Maman les p'tits bateaux qui vont sur l'eau...

Publié le par Bélisaire

Nous voguions sur un de ces bateaux modernes qui fendent les flots superbement avec la vitesse de quinze à vingt noeuds à l'heure, et qui tracent une ligne droite de continent à continent malgré vent et marée. L'air était calme, le soir était doux et les étoiles s'allumaient une à une dans le ciel noir.

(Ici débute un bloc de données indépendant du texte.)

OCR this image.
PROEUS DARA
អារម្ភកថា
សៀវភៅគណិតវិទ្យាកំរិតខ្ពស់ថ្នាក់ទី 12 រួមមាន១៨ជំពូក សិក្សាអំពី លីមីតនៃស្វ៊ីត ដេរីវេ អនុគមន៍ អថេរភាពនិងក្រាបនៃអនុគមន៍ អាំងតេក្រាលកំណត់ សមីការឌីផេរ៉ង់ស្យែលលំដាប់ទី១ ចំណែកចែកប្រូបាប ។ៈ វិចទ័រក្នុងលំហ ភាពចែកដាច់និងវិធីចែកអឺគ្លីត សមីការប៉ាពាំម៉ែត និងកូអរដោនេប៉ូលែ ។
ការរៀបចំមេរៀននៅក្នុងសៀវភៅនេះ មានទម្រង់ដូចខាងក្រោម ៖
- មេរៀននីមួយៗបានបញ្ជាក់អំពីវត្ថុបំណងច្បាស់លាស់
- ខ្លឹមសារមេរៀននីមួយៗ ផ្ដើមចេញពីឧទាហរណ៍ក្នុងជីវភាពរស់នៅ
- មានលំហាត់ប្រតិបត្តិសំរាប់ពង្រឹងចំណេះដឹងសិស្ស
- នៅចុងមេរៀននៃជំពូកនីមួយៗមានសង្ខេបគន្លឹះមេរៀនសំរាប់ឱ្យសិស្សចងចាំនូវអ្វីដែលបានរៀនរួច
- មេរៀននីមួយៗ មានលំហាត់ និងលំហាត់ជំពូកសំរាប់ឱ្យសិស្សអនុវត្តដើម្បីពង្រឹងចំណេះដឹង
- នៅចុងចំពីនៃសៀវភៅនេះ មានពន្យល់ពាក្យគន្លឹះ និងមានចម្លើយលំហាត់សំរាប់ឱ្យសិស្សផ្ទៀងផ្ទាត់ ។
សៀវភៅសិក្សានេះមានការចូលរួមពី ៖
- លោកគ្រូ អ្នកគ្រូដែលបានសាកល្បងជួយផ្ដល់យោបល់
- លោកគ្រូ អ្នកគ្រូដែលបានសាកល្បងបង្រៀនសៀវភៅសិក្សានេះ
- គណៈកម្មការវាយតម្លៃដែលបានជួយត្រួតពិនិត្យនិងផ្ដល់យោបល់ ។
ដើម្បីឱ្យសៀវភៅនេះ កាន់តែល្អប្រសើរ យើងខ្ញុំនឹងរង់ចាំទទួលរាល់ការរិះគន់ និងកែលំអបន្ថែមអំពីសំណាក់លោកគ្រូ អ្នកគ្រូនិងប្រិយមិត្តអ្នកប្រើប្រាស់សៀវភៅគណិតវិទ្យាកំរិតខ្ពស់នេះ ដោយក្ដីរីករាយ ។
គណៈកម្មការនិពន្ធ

On causait à la dunette, et de quoi pouvait-on causer si ce n'est de cette éternelle question sociale, qui nous étreint, qui nous saisit à la gorge comme la sphinge d'Oedipe. Le réactionnaire du groupe était pressé par ses interlocuteurs, tous plus ou moins socialistes. Il se retourna soudain vers le capitaine, le chef, le maître, espérant trouver en lui un défenseur-né des bons principes: "Vous commandez ici! Votre pouvoir n'est-il pas sacré, que deviendrait le navire s'il n'était dirigé par votre volonté constante?"



- "Homme naïf que vous êtes, répondit le capitaine. Entre nous, je puis vous dire que d'ordinaire je ne sers absolument à rien. L'homme à la barre maintient le navire dans sa ligne droite, dans quelques minutes un autre pilote lui succédera, puis  d'autres encore, et nous suivrons régulièrement, sans mon intervention, la route accoutumée. En bas les chauffeurs et les mécaniciens travaillent sans mon aide, sans mon avis, et mieux que si je m'ingérais à leur donner conseil. Et tous ces gabiers, ces matelots savent aussi quelle besogne ils ont à faire, et, à l'occasion je n'ai qu'à faire concorder ma petite part de travail avec la leur, plus pénible quoique moins rétribuée que la mienne.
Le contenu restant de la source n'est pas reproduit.